Collagen is one of the most important structural proteins in biology, and its structural hierarchy plays a crucial role in many mechanically important biomaterials. Here, we demonstrate how transformer models can be used to predict, directly from the primary amino acid sequence, the thermal stability of collagen triple helices, measured via the melting temperature . We report two distinct transformer architectures to compare performance. First, we train a small transformer model from scratch, using our collagen data set featuring only 633 sequence-to- pairings. Second, we use a large pretrained transformer model, ProtBERT, and fine-tune it for a particular downstream task by utilizing sequence-to- pairings, using a deep convolutional network to translate natural language processing BERT embeddings into required features. Both the small transformer model and the fine-tuned ProtBERT model have similar values of test data ( = 0.84 vs 0.79, respectively), but the ProtBERT is a much larger pretrained model that may not always be applicable for other biological or biomaterials questions. Specifically, we show that the small transformer model requires only 0.026% of the number of parameters compared to the much larger model but reaches almost the same accuracy for the test set. We compare the performance of both models against 71 newly published sequences for which has been obtained as a validation set and find reasonable agreement, with ProtBERT outperforming the small transformer model. The results presented here are, to our best knowledge, the first demonstration of the use of transformer models for relatively small data sets and for the prediction of specific biophysical properties of interest. We anticipate that the work presented here serves as a starting point for transformer models to be applied to other biophysical problems.

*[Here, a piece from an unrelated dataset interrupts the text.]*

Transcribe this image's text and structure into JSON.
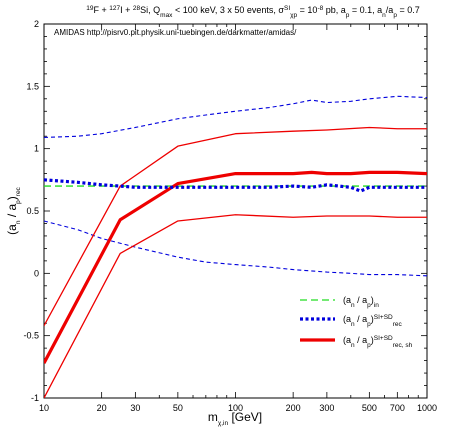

胶原蛋白是生物学中最重要的结构蛋白之一,其结构层次在许多机械重要的生物材料中起着至关重要的作用。在这里,我们展示了如何使用转换器模型直接从初级氨基酸序列预测胶原蛋白三螺旋的热稳定性,通过熔点来测量。我们报告了两种不同的转换器架构来比较性能。首先,我们从头开始训练一个小的转换器模型,使用我们的胶原蛋白数据集,其中仅包含 633 个序列对。其次,我们使用一个大型预训练的转换器模型 ProtBERT,并通过使用序列对将自然语言处理 BERT 嵌入转换为所需的特征,使用深度卷积网络对其进行特定下游任务的微调。小型转换器模型和微调后的 ProtBERT 模型的测试数据值相似(分别为 0.84 和 0.79),但 ProtBERT 是一个更大的预训练模型,可能并不总是适用于其他生物学或生物材料问题。具体来说,我们表明,与更大的模型相比,小型转换器模型仅需要参数的 0.026%,但对于测试集的准确性几乎相同。我们将这两种模型的性能与作为验证集获得的 71 个新发布序列进行了比较,发现结果合理一致,ProtBERT 优于小型转换器模型。据我们所知,这里提出的结果是首次使用转换器模型对相对较小的数据集进行预测,并对感兴趣的特定生物物理特性进行预测。我们预计,这里提出的工作将成为转换器模型应用于其他生物物理问题的起点。